Following AMP Capital’s record US$6.2 billion fundraise, which brought in commitments from 86 institutions in less than a year, Andrew Jones, Global Head of Infrastructure Debt, explains why infrastructure debt is attracting so much attention.
After years in the background, infrastructure debt has found itself in the spotlight. Its return profile offers solutions that are increasingly challenging to achieve in the current economic climate. The characteristics of infrastructure debt, including long-term contracted cash flows, regulated environments and a low correlation with traditional asset classes, are proving very attractive to institutional investors.
Hunting for yield
The Federal Reserve has cut rates twice in the second half of 2019. The Bank of England has set rates not much above 300-year lows. The Bank of Japan’s 10-year government bond yield has been negative most of the year. In Australia, the official cash rate is at historic lows, and most economists are expecting further cuts will be made. In 2019, it’s tough for investors to find both yield and security.
Enter higher-yielding infrastructure debt, an asset class that has emerged relatively recently, and thus has been less understood. Mezzanine or subordinated infrastructure debt sits between senior debt and equity in the capital structure. It commands a higher yield than senior debt, and the stable nature of infrastructure assets – as well as protections lenders can build into their loan structure – means default rates are generally low.
The asset class has been around for more than 20 years, and now has a track record which demonstrates good, stable returns. It is also not cyclical, which can be advantageous in any portfolio.
Infrastructure assets provide essential services and we prefer to invest in regulated and contractual environments. The asset class performs across market cycles and works best when there is political stability and mature legal, tax and accounting frameworks.
We have found that the investments delivering the characteristics our investors expect tend to come in one of two places. The first is in existing regulated environments such as water utility companies and gas distribution pipelines. When there is only one such asset in a region and the sector is regulated, we can be confident of the returns that business will generate. The second is lending to businesses which have long-term contracts in place. For example, a gas-fired power station might have contracts to sell power to third parties, and have visibility on the price the power will be sold at and the volume that will be sold for the coming years, allowing us to lend with confidence in the asset’s cash flow with low volatility.
Early mover advantage
Existing players in the infrastructure debt market have a comparative advantage, simply because of the high barriers to entry for other players. The investment team must negotiate strong covenants with high protection for investors and implement a rigorous credit process and due diligence on the borrower. A secured infrastructure debt opportunity will typically have very detailed financial covenants, negative and positive undertakings by the borrower and a comprehensive security structure which includes fixed and floating charges over all the assets of the company we are lending to.
Subordinated infrastructure debt’s track record, based on our investments since 2001, shows attractive returns throughout the cycle.
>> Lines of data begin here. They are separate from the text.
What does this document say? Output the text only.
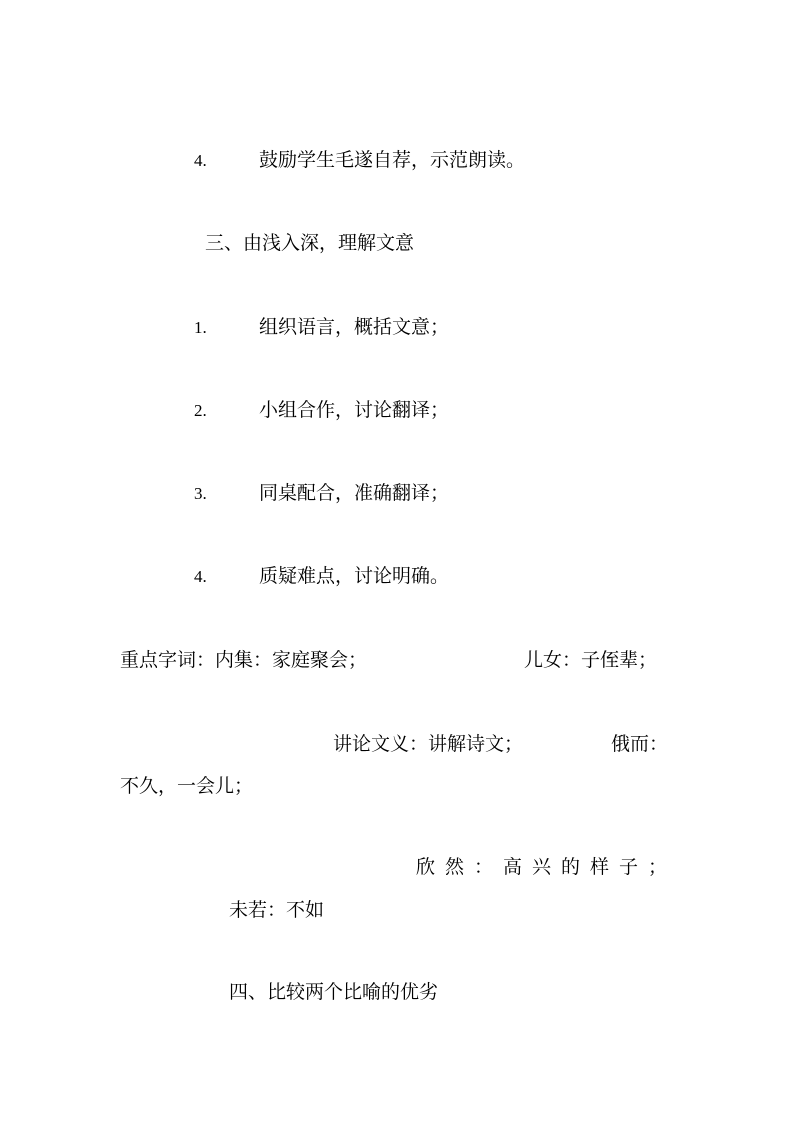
4.	鼓励学生毛遂自荐，示范朗读。
三、由浅入深，理解文意
1.	组织语言，概括文意；
2.	小组合作，讨论翻译；
3.	同桌配合，准确翻译；
4.	质疑难点，讨论明确。
重点字词：内集：家庭聚会；	儿女：子侄辈；
讲论文义：讲解诗文；	俄而：
不久，一会儿；
欣然：高兴的样子；
未若：不如
四、比较两个比喻的优劣
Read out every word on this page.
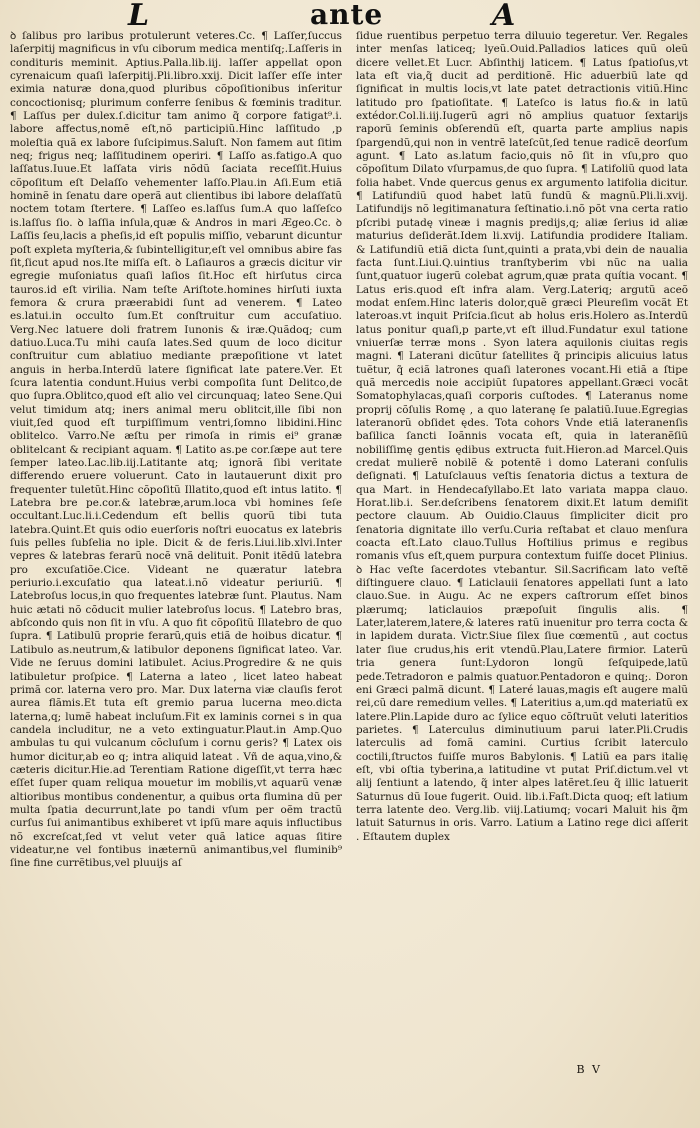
L	ante	A

ꝺ ſalibus pro laribus protulerunt veteres.Cc. ¶ Laſſer,ſuccus laſerpitij magnificus in vſu ciborum medica mentiſq;.Laſſeris in condituris meminit. Aptius.Palla.lib.iij. laſſer appellat opon cyrenaicum quaſi laſerpitij.Pli.libro.xxij. Dicit laſſer eſſe inter eximia naturæ dona,quod pluribus cõpoſitionibus inſeritur concoctionisq; plurimum conferre ſenibus & fœminis traditur. ¶ Laſſus per dulex.ſ.dicitur tam animo q̃ corpore fatigat⁹.i. labore affectus,nomẽ eſt,nõ participiũ.Hinc laſſitudo ,p moleſtia quã ex labore ſuſcipimus.Saluſt. Non famem aut ſitim neq; frigus neq; laſſitudinem operiri. ¶ Laſſo as.fatigo.A quo laſſatus.Iuue.Et laſſata viris nõdũ ſaciata receſſit.Huius cõpoſitum eſt Delaſſo vehementer laſſo.Plau.in Aſi.Eum etiã hominẽ in ſenatu dare operã aut clientibus ibi labore delaſſatũ noctem totam ſtertere. ¶ Laſſeo es.laſſus ſum.A quo laſſeſco is.laſſus ſio. ꝺ laſſia inſula,quæ & Andros in mari Ægeo.Cc. ꝺ Laſſis ſeu,lacis a pheſis,id eſt populis miſſio, vebarunt dicuntur poſt expleta myſteria,& ſubintelligitur,eſt vel omnibus abire fas ſit,ſicut apud nos.Ite miſſa eſt. ꝺ Laſiauros a græcis dicitur vir egregie muſoniatus quaſi laſios ſit.Hoc eſt hirſutus circa tauros.id eſt virilia. Nam teſte Ariſtote.homines hirſuti iuxta femora & crura præerabidi ſunt ad venerem. ¶ Lateo es.latui.in occulto ſum.Et conſtruitur cum accuſatiuo. Verg.Nec latuere doli fratrem Iunonis & iræ.Quãdoq; cum datiuo.Luca.Tu mihi cauſa lates.Sed quum de loco dicitur conſtruitur cum ablatiuo mediante præpoſitione vt latet anguis in herba.Interdũ latere ſignificat late patere.Ver. Et ſcura latentia condunt.Huius verbi compoſita ſunt Delitco,de quo ſupra.Oblitco,quod eſt alio vel circunquaq; lateo Sene.Qui velut timidum atq; iners animal meru oblitcit,ille ſibi non viuit,ſed quod eſt turpiſſimum ventri,ſomno libidini.Hinc oblitelco. Varro.Ne æſtu per rimoſa in rimis ei⁹ granæ oblitelcant & recipiant aquam. ¶ Latito as.pe cor.ſæpe aut tere ſemper lateo.Lac.lib.iij.Latitante atq; ignorã ſibi veritate differendo eruere voluerunt. Cato in lautauerunt dixit pro frequenter tuletũt.Hinc cõpoſitũ Illatito,quod eſt intus latito. ¶ Latebra bre pe.cor.& latebræ,arum.loca vbi homines ſeſe occultant.Luc.li.i.Cedendum eſt bellis quorũ tibi tuta latebra.Quint.Et quis odio euerſoris noſtri euocatus ex latebris ſuis pelles ſubſelia no iple. Dicit & de feris.Liui.lib.xlvi.Inter vepres & latebras ferarũ nocẽ vnã delituit. Ponit itẽdũ latebra pro excuſatiõe.Cice. Videant ne quæratur latebra periurio.i.excuſatio qua lateat.i.nõ videatur periuriũ. ¶ Latebroſus locus,in quo frequentes latebræ ſunt. Plautus. Nam huic ætati nõ cõducit mulier latebroſus locus. ¶ Latebro bras, abſcondo quis non ſit in vſu. A quo fit cõpoſitũ Illatebro de quo ſupra. ¶ Latibulũ proprie ferarũ,quis etiã de hoibus dicatur. ¶ Latibulo as.neutrum,& latibulor deponens ſignificat lateo. Var. Vide ne ſeruus domini latibulet. Acius.Progredire & ne quis latibuletur proſpice. ¶ Laterna a lateo , licet lateo habeat primã cor. laterna vero pro. Mar. Dux laterna viæ clauſis ferot aurea flãmis.Et tuta eſt gremio parua lucerna meo.dicta laterna,q; lumẽ habeat incluſum.Fit ex laminis cornei s in qua candela includitur, ne a veto extinguatur.Plaut.in Amp.Quo ambulas tu qui vulcanum cõcluſum i cornu geris? ¶ Latex ois humor dicitur,ab eo q; intra aliquid lateat . Vñ de aqua,vino,& cæteris dicitur.Hie.ad Terentiam Ratione digeſſit,vt terra hæc eſſet ſuper quam reliqua mouetur im mobilis,vt aquarũ venæ altioribus montibus condenentur, a quibus orta flumina dũ per multa ſpatia decurrunt,late po tandi vſum per oẽm tractũ curſus ſui animantibus exhiberet vt ipſũ mare aquis influctibus nõ excreſcat,ſed vt velut veter quã latice aquas ſitire videatur,ne vel fontibus inæternũ animantibus,vel fluminib⁹ ſine fine currẽtibus,vel pluuijs aſ

ſidue ruentibus perpetuo terra diluuio tegeretur. Ver. Regales inter menſas laticeq; lyeũ.Ouid.Palladios latices quũ oleũ dicere vellet.Et Lucr. Abſinthij laticem. ¶ Latus ſpatioſus,vt lata eſt via,q̃ ducit ad perditionẽ. Hic aduerbiũ late qd ſignificat in multis locis,vt late patet detractionis vitiũ.Hinc latitudo pro ſpatioſitate. ¶ Lateſco is latus fio.& in latũ extédor.Col.li.iij.Iugerũ agri nõ amplius quatuor ſextarijs raporũ ſeminis obſerendũ eſt, quarta parte amplius napis ſpargendũ,qui non in ventrẽ lateſcũt,ſed tenue radicẽ deorſum agunt. ¶ Lato as.latum facio,quis nõ ſit in vſu,pro quo cõpoſitum Dilato vſurpamus,de quo ſupra. ¶ Latifoliũ quod lata folia habet. Vnde quercus genus ex argumento latifolia dicitur. ¶ Latifundiũ quod habet latũ fundũ & magnũ.Pli.li.xvij. Latifundijs nõ legitimanatura ſeſtinatio.i.nõ põt vna certa ratio pſcribi putadę vineæ i magnis predijs,q; aliæ ſerius id aliæ maturius deſiderãt.Idem li.xvij. Latifundia prodidere Italiam. & Latifundiũ etiã dicta ſunt,quinti a prata,vbi dein de naualia facta ſunt.Liui.Q.uintius tranſtyberim vbi nũc na ualia ſunt,quatuor iugerũ colebat agrum,quæ prata quítia vocant. ¶ Latus eris.quod eſt infra alam. Verg.Lateriq; argutũ aceõ modat enſem.Hinc lateris dolor,quẽ græci Pleureſim vocãt Et lateroas.vt inquit Priſcia.ſicut ab holus eris.Holero as.Interdũ latus ponitur quaſi,p parte,vt eſt illud.Fundatur exul tatione vniuerſæ terræ mons . Syon latera aquilonis ciuitas regis magni. ¶ Laterani dicũtur ſatellites q̃ principis alicuius latus tuẽtur, q̃ eciã latrones quaſi laterones vocant.Hi etiã a ſtipe quã mercedis noie accipiũt ſupatores appellant.Græci vocãt Somatophylacas,quaſi corporis cuſtodes. ¶ Lateranus nome proprij cõſulis Romę , a quo lateranę ſe palatiũ.Iuue.Egregias lateranorũ obſidet ędes. Tota cohors Vnde etiã lateranenſis baſilica ſancti Ioãnnis vocata eſt, quia in lateranẽſiũ nobiliſſimę gentis ędibus extructa fuit.Hieron.ad Marcel.Quis credat mulierẽ nobilẽ & potentẽ i domo Laterani conſulis deſignati. ¶ Latuſclauus veſtis ſenatoria dictus a textura de qua Mart. in Hendecaſyllabo.Et lato variata mappa clauo. Horat.lib.i. Ser.deſcribens ſenatorem dixit.Et latum demiſit pectore clauum. Ab Ouidio.Clauus ſimpliciter dicit pro ſenatoria dignitate illo verſu.Curia reſtabat et clauo menſura coacta eſt.Lato clauo.Tullus Hoſtilius primus e regibus romanis vſus eſt,quem purpura contextum fuiſſe docet Plinius. ꝺ Hac veſte ſacerdotes vtebantur. Sil.Sacrificam lato veſtẽ diſtinguere clauo. ¶ Laticlauii ſenatores appellati ſunt a lato clauo.Sue. in Augu. Ac ne expers caſtrorum eſſet binos plærumq; laticlauios præpoſuit ſingulis alis. ¶ Later,laterem,latere,& lateres ratũ inuenitur pro terra cocta & in lapidem durata. Victr.Siue ſilex ſiue cœmentũ , aut coctus later ſiue crudus,his erit vtendũ.Plau,Latere firmior. Laterũ tria genera ſunt:Lydoron longũ ſeſquipede,latũ pede.Tetradoron e palmis quatuor.Pentadoron e quinq;. Doron eni Græci palmã dicunt. ¶ Lateré lauas,magis eſt augere malũ rei,cũ dare remedium velles. ¶ Lateritius a,um.qd materiatũ ex latere.Plin.Lapide duro ac ſylice equo cõſtruũt veluti lateritios parietes. ¶ Laterculus diminutiuum parui later.Pli.Crudis laterculis ad fomã camini. Curtius ſcribit laterculo coctili,ſtructos fuiſſe muros Babylonis. ¶ Latiũ ea pars italię eſt, vbi oſtia tyberina,a latitudine vt putat Priſ.dictum.vel vt alij ſentiunt a latendo, q̃ inter alpes latẽret.ſeu q̃ illic latuerit Saturnus dũ Ioue fugerit. Ouid. lib.i.Faſt.Dicta quoq; eſt latium terra latente deo. Verg.lib. viij.Latiumq; vocari Maluit his q̃m latuit Saturnus in oris. Varro. Latium a Latino rege dici aſſerit . Eſtautem duplex

B V
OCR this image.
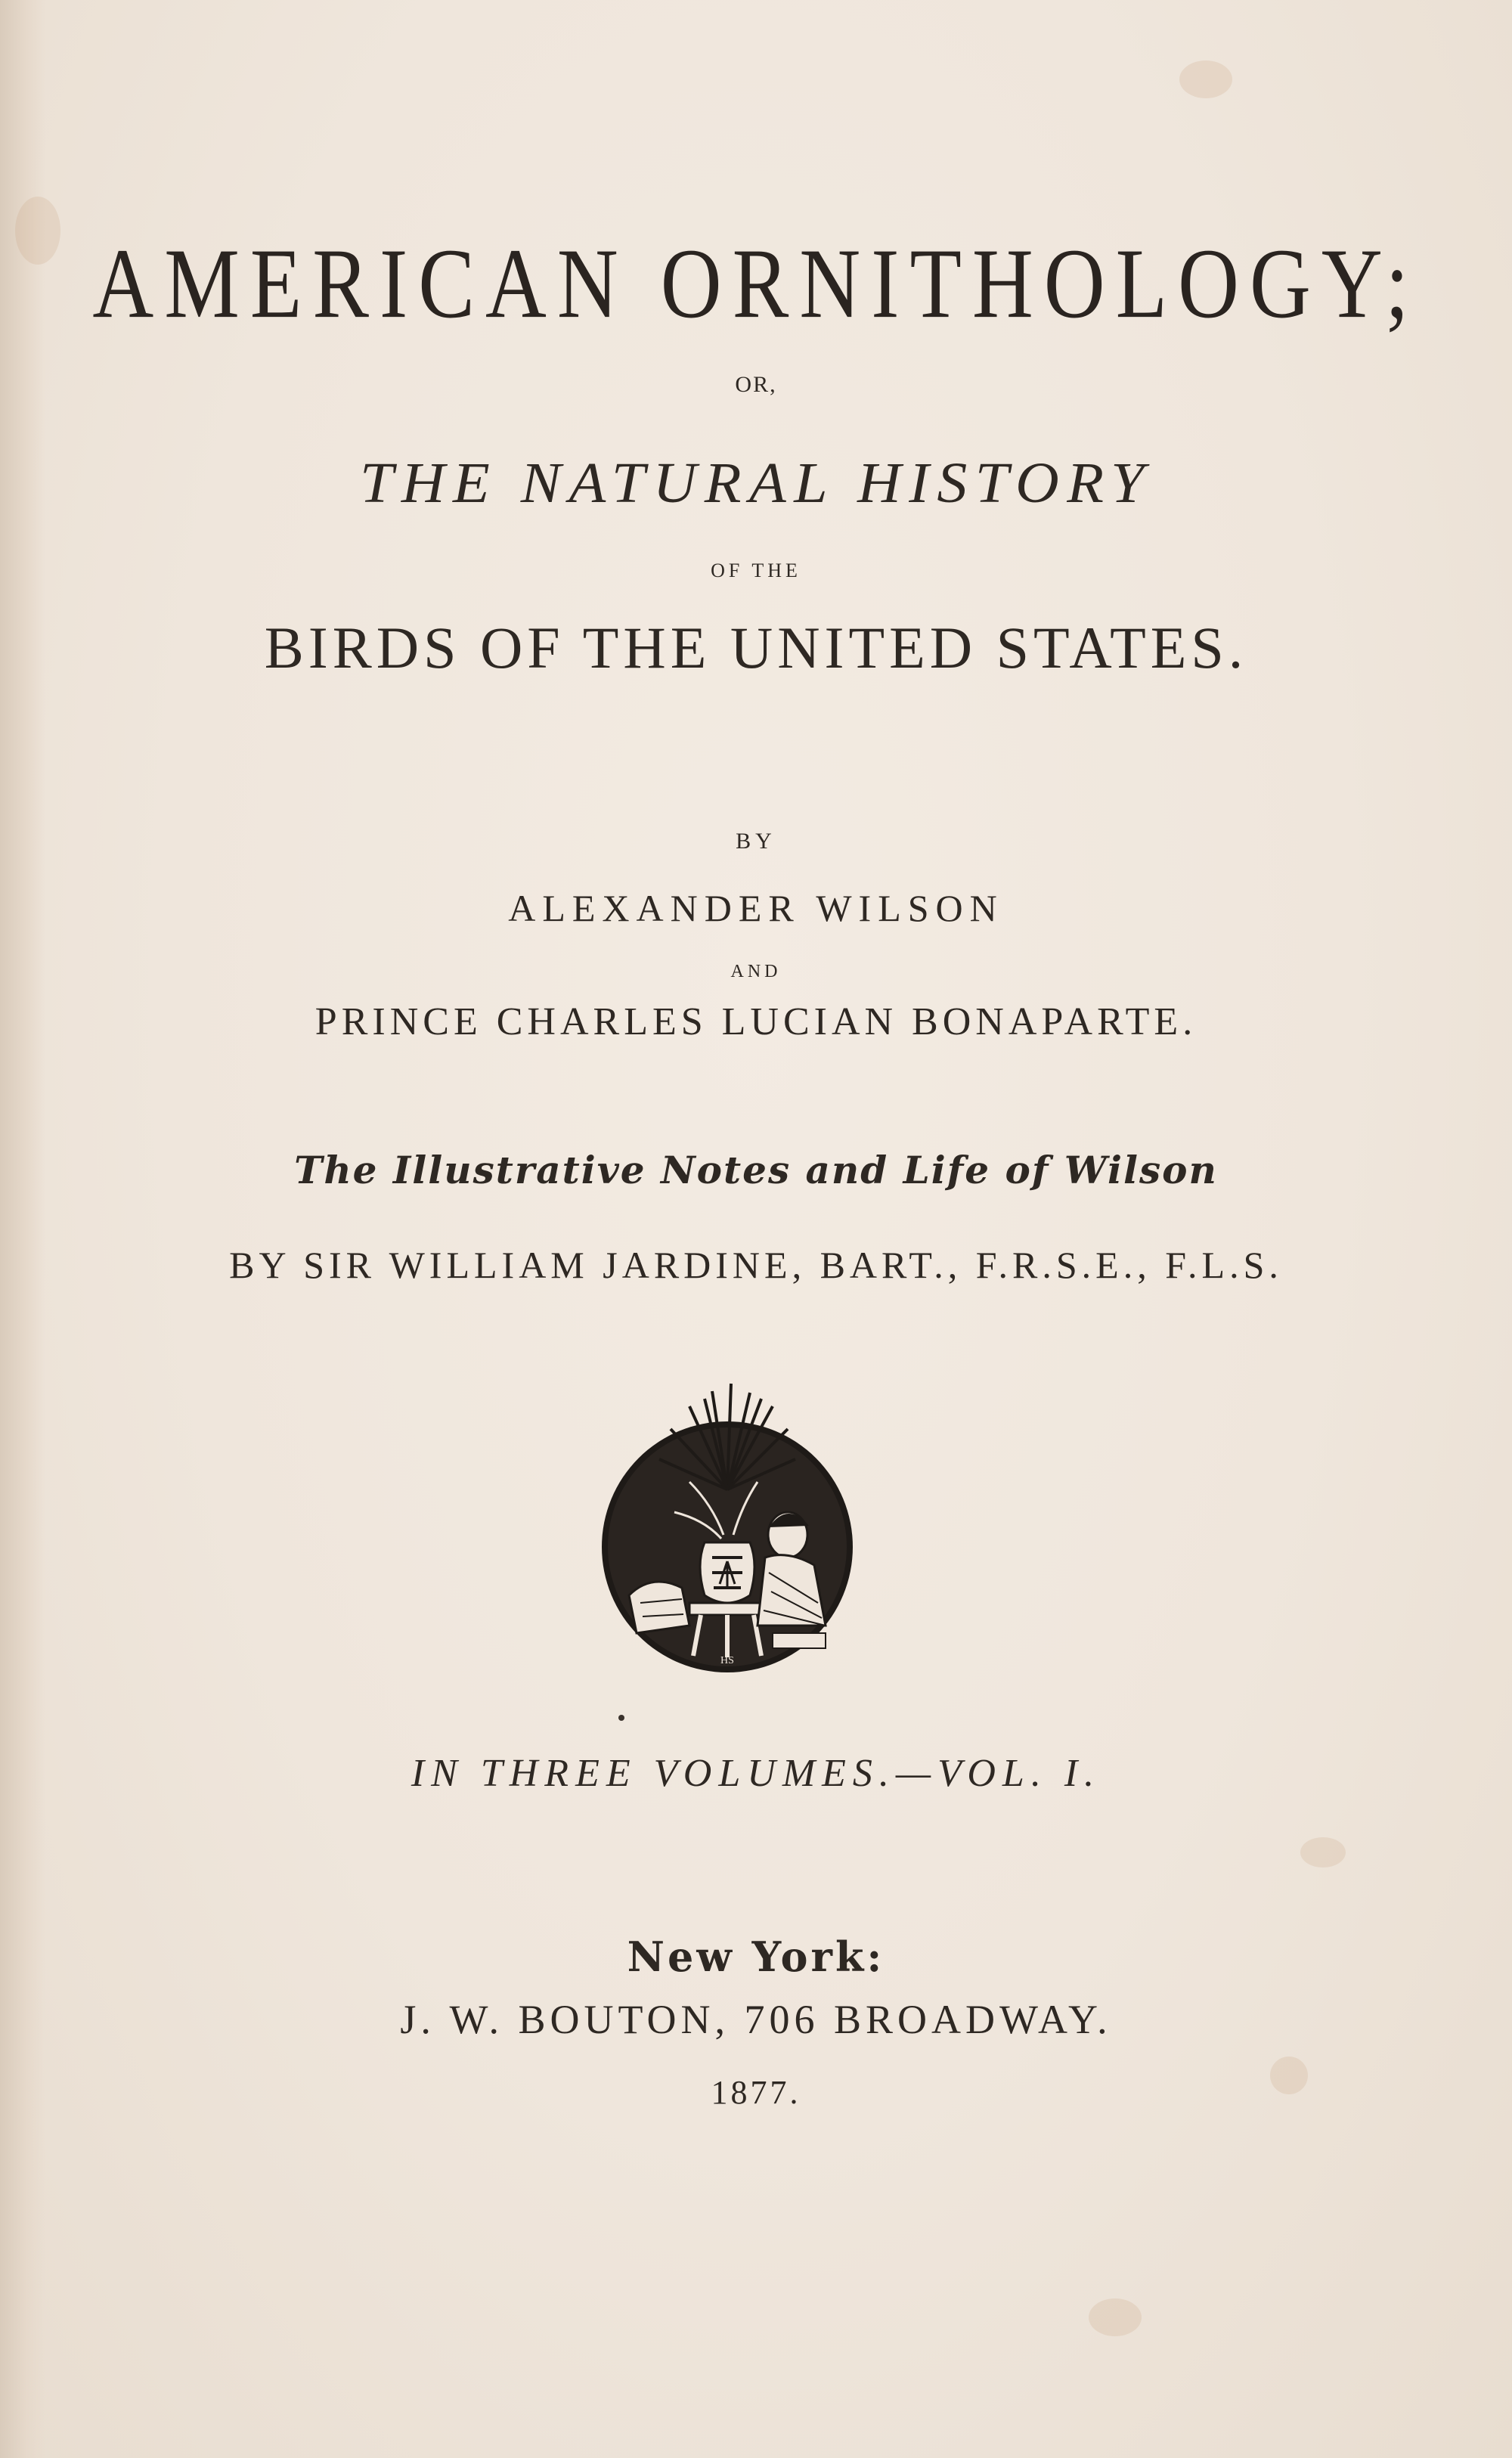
AMERICAN ORNITHOLOGY;
OR,
THE NATURAL HISTORY
OF THE
BIRDS OF THE UNITED STATES.
BY
ALEXANDER WILSON
AND
PRINCE CHARLES LUCIAN BONAPARTE.
The Illustrative Notes and Life of Wilson
BY SIR WILLIAM JARDINE, BART., F.R.S.E., F.L.S.
HS
IN THREE VOLUMES.—VOL. I.
New York:
J. W. BOUTON, 706 BROADWAY.
1877.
But at various points in the economic cycle, the opportunities for our strategy are particularly strong. We are at one of those points now because the amount of capital that infrastructure equity investors are looking to invest has pushed asset prices up; debt is required for these transactions, and there are few managers in the market with the scale to provide significant cheques in subordinated infrastructure debt to a single asset.
The AMP Capital view
For institutional investors looking for long-dated products with stable cashflows and genuine defensive characteristics, infrastructure debt often fits the bill.
AMP Capital’s infrastructure debt strategy has an emphasis on stable long-term yields with low volatility. We prefer to be a lead arranger on deals, as we provide capital for acquisitions, refinancing and ‘alternative to exit’ solutions for asset owners. AMP Capital is the world’s fifth largest investor in infrastructure debt according to Infrastructure Investor’s rankings (considering AUM as at Q3 2018).
Each generation of our strategy makes around 15 investments, which vary in size from $75m to $500 million, with a typical maturity of seven or eight years.
Energy assets across Europe and the United States are currently attracting a lot of investor interest while utilities are stable. The renewables sector in particular offers good opportunities across Europe and the United States.
Communications infrastructure is another attractive sector, spurred on by the roll out of mobile phone towers for 5G networks across the United States, and digital infrastructure, such as fibre networks and data centres, is a significant theme within infrastructure.